When I arrived at the house to work on the side dishes it should have dawned on me that I didn't smell any turkey cooking. After messing around for about an hour I heard my Dad telling my Mom he was going to put the turkey in. I thought he was talking about putting the convection probe in and that it had already been cooking. No! he was just putting it in the oven and said it would cook in one and a half hours at 325 degrees. It was an 18 lb. turkey! I was shocked to say the least but my daughter agreed with him and said they had checked and double checked and it would be done when it reached 180 degrees and that would only take one and a half hours.
Well they took it out at the prescribed time and I tried to convince them that it was not done even though it was nice and brown. The drumstick did not move easily when wiggled, the meat did not feel soft and done when pressed and the juices were very bloody when pierced in the joint. They insisted it would be done after it set for awhile and the recipe said it was normal for the juice to be pink.
Needless to say it was not done when my brother carved it and it had to be put back in a 425 degree oven and cooked for another 30 minutes. By that time the side dishes where getting cold and it was getting late. We had to eat the outer parts of the turkey that was done. What a hassle. My Dad belatedly determined he had put the prob in the drumstick instead of the inner thigh causing it to turn the oven off way to soon plus not even be in the turned on oven nearly long enough.
By next year I am sure this will just be a humorous memory but today it wasn't very funny.

Scan from: Good Food Magazine Nov. 1973

3 comments:

Kathy said...

I'm glad you got to enjoy Thanksgiving with your parents, despite the undercooked turkey. And it will be one of those great memories you laugh about in the years to come.

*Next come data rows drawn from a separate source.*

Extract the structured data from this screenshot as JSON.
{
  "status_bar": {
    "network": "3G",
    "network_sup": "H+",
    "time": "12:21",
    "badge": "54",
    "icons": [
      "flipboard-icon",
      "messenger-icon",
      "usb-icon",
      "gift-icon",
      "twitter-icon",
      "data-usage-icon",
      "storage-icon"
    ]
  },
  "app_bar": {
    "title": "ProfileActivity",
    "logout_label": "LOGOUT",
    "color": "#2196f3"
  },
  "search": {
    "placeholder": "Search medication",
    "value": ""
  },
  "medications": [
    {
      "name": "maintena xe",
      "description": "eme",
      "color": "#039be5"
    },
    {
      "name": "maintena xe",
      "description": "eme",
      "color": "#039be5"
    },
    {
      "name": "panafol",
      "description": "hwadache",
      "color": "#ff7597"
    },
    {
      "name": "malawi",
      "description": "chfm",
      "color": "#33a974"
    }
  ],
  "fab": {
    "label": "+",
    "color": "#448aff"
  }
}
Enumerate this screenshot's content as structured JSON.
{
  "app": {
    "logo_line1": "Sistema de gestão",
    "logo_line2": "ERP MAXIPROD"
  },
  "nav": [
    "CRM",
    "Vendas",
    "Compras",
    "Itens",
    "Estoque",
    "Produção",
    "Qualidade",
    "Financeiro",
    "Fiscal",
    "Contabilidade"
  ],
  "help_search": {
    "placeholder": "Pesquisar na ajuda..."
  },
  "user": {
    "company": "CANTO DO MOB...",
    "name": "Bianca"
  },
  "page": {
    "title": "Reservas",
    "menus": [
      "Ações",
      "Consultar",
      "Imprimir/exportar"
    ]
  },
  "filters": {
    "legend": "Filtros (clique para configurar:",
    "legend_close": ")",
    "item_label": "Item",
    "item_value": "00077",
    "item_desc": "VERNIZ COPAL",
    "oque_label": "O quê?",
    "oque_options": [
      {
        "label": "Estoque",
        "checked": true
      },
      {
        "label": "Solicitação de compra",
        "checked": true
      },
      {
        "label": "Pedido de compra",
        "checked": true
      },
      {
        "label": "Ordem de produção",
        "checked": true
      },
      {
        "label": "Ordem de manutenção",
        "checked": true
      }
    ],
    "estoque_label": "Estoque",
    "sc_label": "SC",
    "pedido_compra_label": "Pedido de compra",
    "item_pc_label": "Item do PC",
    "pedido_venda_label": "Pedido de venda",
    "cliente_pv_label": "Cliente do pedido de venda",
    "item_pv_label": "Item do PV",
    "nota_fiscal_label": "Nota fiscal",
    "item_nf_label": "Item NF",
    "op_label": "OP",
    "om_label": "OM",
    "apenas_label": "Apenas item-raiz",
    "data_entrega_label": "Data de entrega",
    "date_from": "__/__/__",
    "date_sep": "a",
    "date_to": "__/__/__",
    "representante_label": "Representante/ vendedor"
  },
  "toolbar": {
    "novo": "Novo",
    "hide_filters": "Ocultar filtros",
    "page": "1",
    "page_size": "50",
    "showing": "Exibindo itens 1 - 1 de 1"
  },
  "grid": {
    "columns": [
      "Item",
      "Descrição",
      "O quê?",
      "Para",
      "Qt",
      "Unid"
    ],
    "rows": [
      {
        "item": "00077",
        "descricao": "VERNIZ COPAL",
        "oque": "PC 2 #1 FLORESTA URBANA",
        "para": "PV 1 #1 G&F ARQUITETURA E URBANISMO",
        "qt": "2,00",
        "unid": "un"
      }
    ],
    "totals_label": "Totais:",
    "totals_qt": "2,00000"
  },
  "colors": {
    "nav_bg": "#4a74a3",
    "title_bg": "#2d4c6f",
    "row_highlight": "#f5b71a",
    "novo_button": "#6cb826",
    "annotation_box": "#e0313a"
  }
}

T.W. Barritt at Culinary Types said...

Oh, my. It is tough to coordinate all those different dishes. I've had similar misadventures on Thanksgiving. Hope things are looking better today.

~~louise~~ said...

I hope you can't see me laughing cause I know it wasn't funny then but I think we have all had our fill of Thanksgiving mishaps. Once I had to run my turkey around the block when my propane ran out! The important thing is you were there for the day. I sometimes wish I would have spent more Thanksgivings at home instead of at work. (I worked for a newspaper) Thanks for sharing your story Rochelle.